Two drunken youths who acted like "wild animals" in a brutal attack on a Goth woman because of the way she looked have been convicted of murder.

Ryan Herbert, 16, and Brendan Harris, 15, savagely kicked and stamped Sophie Lancaster to death as she begged them to stop beating her boyfriend. The 20-year-old's pleas as she cradled Robert Maltby in her arms went unheeded as Harris delivered a flying kick to her head and Herbert volley-kicked her in the face "like a ball in flight" during the assault in a park in Bacup, Lancashire.
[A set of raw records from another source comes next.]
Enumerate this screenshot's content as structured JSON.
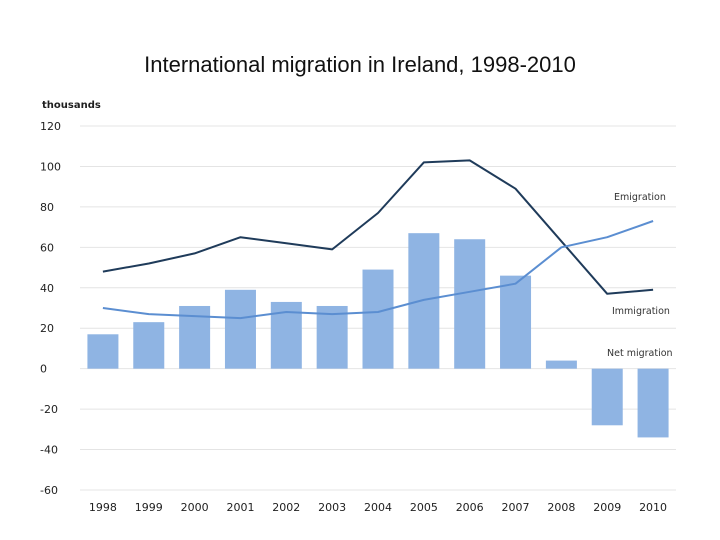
{
  "title": "International migration in Ireland, 1998-2010",
  "chart_data": {
    "type": "bar",
    "title": "International migration in Ireland, 1998-2010",
    "ylabel": "thousands",
    "xlabel": "",
    "categories": [
      "1998",
      "1999",
      "2000",
      "2001",
      "2002",
      "2003",
      "2004",
      "2005",
      "2006",
      "2007",
      "2008",
      "2009",
      "2010"
    ],
    "ylim": [
      -60,
      120
    ],
    "yticks": [
      120,
      100,
      80,
      60,
      40,
      20,
      0,
      -20,
      -40,
      -60
    ],
    "grid": true,
    "series": [
      {
        "name": "Net migration",
        "kind": "bar",
        "color": "#8fb4e3",
        "values": [
          17,
          23,
          31,
          39,
          33,
          31,
          49,
          67,
          64,
          46,
          4,
          -28,
          -34
        ]
      },
      {
        "name": "Emigration",
        "kind": "line",
        "color": "#1f3b5a",
        "values": [
          48,
          52,
          57,
          65,
          62,
          59,
          77,
          102,
          103,
          89,
          63,
          37,
          39
        ]
      },
      {
        "name": "Immigration",
        "kind": "line",
        "color": "#5b8ed1",
        "values": [
          30,
          27,
          26,
          25,
          28,
          27,
          28,
          34,
          38,
          42,
          60,
          65,
          73
        ]
      }
    ]
  }
}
Neither of the defendants knew their victims and the only motive was that they simply looked different to them, Preston Crown Court heard.

Miss Lancaster, a gap-year student, died from serious head injuries two weeks after the attack in Stubbylee Park in the early hours of August 11 last year. Her boyfriend, art student Robert Maltby, 21, also a Goth, survived but suffered memory loss and has no recollection of the attack.

Mr Maltby, who did not attend court, said he had lost his "entire world" and wished he had been kicked to death instead so his girlfriend could have been spared.

A jury of nine men and three women took just two hours to unanimously find Harris guilty of murder. Harris, of Spring Terrace, Bacup, had denied the murder charge but pleaded guilty to causing grievous bodily harm to Mr Maltby after drinking two litres of cider, a bottle of Stella Artois lager and "quite a lot of" peach schnapps.

Herbert, of Rossendale Crescent, Bacup, who had also been drinking alcohol throughout the night, admitted murdering Miss Lancaster before he was due to go on trial. He also pleaded guilty to assaulting her boyfriend.

Three other youths, two aged 17 and one 16, who cannot be named for legal reasons, earlier pleaded guilty to assaulting Mr Maltby. Charges of murdering Miss Lancaster against them were dropped.

Outside court, Miss Lancaster's mother, Sylvia, 52, who works with young offenders in her job at youth advisory care service Connexions, said society needed to make changes to prevent similar deaths.

She said: "Sophie was a thoughtful, sensitive individual and she would not have wanted her death to have been in vain. I hope therefore that, as a society, we can use what has happened to reflect on where we are going and what changes we need to make to prevent others suffering in this way."